Several clues reveal that the 2018 Buick Regal TourX has its roots out of U.S. The biggest is that the TourX is a station wagon.

Wait. A Buick station wagon? That’s something we’ve not seen since the big Roadmaster of two decades ago.

American buyers, who embraced big station wagons for 50 years after World War II as family haulers, all but abandoned them after the inventions of the minivan, sport utility vehicle and crossover SUV. Still, a few manufacturers — none of them American — persisted in building wagons, mainly because they are popular in other parts of the world. In Europe, many buyers regard a station wagon as a step up from a traditional sedan, though they too are starting to buy into the allure of crossovers.

The Buick Regal TourX comes as something of a surprise, especially following in the tire tracks of the Regal Sportback, a four-door hatchback with fastback styling.

As with many automobiles in an industry that has become globalized, the Regal TourX is a global build. Based on the Opel Insignia, it’s built in Germany with a U.S. engine and a Japanese transmission. Only about a quarter of its components come from the U.S. and Canada.

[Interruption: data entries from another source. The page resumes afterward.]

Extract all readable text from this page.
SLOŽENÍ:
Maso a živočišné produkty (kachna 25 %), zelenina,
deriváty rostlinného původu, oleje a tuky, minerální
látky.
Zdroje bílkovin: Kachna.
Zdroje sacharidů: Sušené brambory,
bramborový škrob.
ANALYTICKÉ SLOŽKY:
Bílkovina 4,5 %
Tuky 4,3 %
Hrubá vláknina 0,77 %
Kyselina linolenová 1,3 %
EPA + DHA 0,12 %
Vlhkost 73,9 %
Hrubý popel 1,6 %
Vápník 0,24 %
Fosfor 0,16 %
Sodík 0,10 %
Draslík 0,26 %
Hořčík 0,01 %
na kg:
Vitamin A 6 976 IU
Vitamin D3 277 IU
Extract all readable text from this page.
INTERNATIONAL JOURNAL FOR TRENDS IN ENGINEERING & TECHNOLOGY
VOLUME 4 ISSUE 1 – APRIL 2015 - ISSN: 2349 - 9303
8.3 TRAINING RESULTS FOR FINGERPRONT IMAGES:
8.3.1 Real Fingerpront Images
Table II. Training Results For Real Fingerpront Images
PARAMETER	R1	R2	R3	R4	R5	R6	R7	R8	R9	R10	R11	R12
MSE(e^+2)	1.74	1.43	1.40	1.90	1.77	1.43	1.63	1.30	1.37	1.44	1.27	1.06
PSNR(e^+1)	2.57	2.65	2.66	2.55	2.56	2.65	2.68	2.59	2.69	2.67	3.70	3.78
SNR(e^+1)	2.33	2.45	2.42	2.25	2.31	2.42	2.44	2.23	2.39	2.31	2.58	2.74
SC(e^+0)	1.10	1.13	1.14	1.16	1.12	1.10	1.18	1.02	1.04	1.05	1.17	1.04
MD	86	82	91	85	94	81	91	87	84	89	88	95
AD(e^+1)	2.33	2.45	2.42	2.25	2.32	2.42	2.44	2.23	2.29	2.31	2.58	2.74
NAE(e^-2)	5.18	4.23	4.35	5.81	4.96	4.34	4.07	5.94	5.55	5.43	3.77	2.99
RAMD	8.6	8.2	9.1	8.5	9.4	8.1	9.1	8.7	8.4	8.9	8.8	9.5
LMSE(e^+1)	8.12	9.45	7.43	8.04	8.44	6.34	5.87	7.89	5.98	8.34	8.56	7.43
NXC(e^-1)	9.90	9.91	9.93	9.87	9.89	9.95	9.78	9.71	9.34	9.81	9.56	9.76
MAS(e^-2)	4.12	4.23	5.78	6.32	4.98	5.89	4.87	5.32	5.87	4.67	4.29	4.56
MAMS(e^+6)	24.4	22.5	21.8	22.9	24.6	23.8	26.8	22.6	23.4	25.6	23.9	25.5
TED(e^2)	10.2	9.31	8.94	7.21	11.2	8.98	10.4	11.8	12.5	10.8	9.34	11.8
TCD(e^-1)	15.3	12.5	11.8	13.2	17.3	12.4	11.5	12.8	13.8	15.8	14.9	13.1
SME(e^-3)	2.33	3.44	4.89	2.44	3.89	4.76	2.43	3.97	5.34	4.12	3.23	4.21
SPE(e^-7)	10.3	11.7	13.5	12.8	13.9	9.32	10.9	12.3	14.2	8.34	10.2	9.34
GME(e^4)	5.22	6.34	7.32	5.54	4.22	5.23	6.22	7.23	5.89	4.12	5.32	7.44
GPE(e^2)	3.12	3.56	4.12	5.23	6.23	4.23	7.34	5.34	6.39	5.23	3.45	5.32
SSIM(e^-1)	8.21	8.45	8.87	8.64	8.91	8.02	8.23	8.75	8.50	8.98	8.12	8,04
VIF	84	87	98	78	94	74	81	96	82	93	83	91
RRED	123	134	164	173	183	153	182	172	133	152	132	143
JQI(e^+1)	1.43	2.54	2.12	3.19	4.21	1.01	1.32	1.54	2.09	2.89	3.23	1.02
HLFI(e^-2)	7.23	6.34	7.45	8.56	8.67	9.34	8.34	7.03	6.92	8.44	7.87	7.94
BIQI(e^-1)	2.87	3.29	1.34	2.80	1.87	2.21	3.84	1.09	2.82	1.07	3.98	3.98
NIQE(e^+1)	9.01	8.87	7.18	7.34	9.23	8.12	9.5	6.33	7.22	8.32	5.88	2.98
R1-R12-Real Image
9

Nearly 16.5 feet long with streamlined styling, the 2018 Buick TourX displays the modern attributes that could herald a station wagon comeback. It has 33 cubic feet of cargo space behind the rear seatbacks, which expands to 74 cubic feet if you fold the seatbacks down. With its low profile comes a low lift-over height, which facilitates loading.

It also comes standard with all-wheel drive, which will come in handy in slippery conditions. But don’t think of the TourX as an off-road vehicle.

Motivating the new TourX is a 2.0-liter turbocharged four-cylinder engine. In this application, it makes 250 horsepower with 295 lb.-ft. of torque, delivered to all four wheels through an eight-speed automatic transmission with a manual-shift mode.

In daily driving, the TourX proves itself to be a responsive companion in traffic, though there’s hesitation off the line because of the stop-start technology that shuts off the engine at stoplights to enhance fuel economy. The city/highway/combined fuel consumption, as rated by the EPA, is 21/29/24 miles to the gallon.

Handling is nearly up to midsize sports sedan standards, with a solid steering feel around corners and good straight-line tracking. The brakes are excellent with a strong pedal feel. One minor drawback: the TourX’s length does require generously sized parking spaces.

The tested TourX Essence was well equipped with a base price of $36,015. With options that included adaptive cruise control, forward pedestrian alert, automatic braking and collision alert, rear cross-traffic alert and park assist, blind-spot warning, premium audio, HD radio, and navigation and infotainment systems, the bottom-line sticker came to $40,950.